I look around uncertainly, still not sure what’s going on. Through the lobby’s tall windows I see a handful of dark shapes, bundled up in rags, making their way towards the entrance.
‘I’m sorry Mr. Finch, but we have business to attend to. There’s a friend of ours still unaccounted for.’
He flutters his fingers, like this should not be a concern.
‘Oh, don’t fret on his account, Gabriel. I expect he’ll be with us presently.’
I’m not sure what he means by that, but now more men are gathering outside and I have yet to figure out how to get us by them, so I follow him over to the chairs. His heels click on the marble. There’s no sign of the cane and only the merest hint of a drag in his stride. He stands in front of the clock, taking a moment to admire the carvings on its golden face, then bends to the nearest chair and lifts the drop sheet that covers it. The upholstery is patterned like the feathers of some colorful bird. He brushes the dust from it and motions for Mags to sit. She hesitates then takes a seat. He points me towards the other one.
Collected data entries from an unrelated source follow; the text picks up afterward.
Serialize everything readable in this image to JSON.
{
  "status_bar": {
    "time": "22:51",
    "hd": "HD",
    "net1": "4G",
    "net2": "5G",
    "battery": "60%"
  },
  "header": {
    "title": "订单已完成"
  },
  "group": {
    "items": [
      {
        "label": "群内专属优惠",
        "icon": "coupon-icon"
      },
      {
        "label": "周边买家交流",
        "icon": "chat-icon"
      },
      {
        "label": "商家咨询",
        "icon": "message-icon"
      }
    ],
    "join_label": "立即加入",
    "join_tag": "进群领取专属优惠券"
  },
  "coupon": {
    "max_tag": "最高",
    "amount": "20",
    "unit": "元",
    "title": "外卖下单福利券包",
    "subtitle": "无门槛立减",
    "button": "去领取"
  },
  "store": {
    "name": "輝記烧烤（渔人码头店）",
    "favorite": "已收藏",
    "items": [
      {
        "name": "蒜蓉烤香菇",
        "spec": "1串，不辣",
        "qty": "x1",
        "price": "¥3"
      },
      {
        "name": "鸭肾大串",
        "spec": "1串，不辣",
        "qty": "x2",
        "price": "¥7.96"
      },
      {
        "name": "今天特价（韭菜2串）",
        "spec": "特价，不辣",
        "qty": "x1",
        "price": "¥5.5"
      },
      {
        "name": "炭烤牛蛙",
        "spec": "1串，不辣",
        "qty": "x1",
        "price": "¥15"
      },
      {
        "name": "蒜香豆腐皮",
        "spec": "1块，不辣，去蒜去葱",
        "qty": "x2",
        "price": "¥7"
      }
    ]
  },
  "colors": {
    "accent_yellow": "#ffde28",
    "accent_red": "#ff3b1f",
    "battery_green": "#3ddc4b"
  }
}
‘I’ll stand, if it’s all the same to you, Mr. Finch.’
‘As you wish, Gabriel, as you wish.’
He chooses
a spot on the sofa opposite, carefully placing one knee over the other, then looks up at me. The spectacles are gone. Without them his eyes seem an even paler shade of blue.
I glance back towards the entrance. What looks like the entire population of Starkly Correctional Institution now seems to be waiting outside. I realize it must have been their tracks I saw this morning, out on the interstate, not Peck’s.
‘When did you send them out?’
Finch’s lips crease in a smile.
‘The morning after you showed up.’
‘You were always going to go for it.’
He nods.
‘I do hope you will excuse the subterfuge.’ He spreads his hands. ‘Only when I heard you speak of this place, it seemed like an opportunity too great to pass up.’
He leans forward and his expression changes, as though an unpleasant thought has just occurred to him.
‘You didn’t have any designs on it yourself, did you?’
I shake my head. I can’t imagine anything worse than spending another night here.
‘Good, good. I would hate for us to fall out over it.’
‘You held me in that cell, though.’
He spreads his hands by way of apology.
‘Yes, but your incarceration was only temporary. I assumed you would need our help, and I needed time to get these fellows here. You will forgive me Gabriel, but your plan did seem a little…threadbare.’ He looks over at Mags, then back to me again. ‘Although I have to say, you seem to have managed admirably.’ He gestures in the direction of the Exhibition Hall. ‘What will we find back there?’
‘Just bodies, for the most part. There’s a level beneath the plant room; you might want to be careful when you go check it out. One of the furies got free. It has a soldier trapped down there.’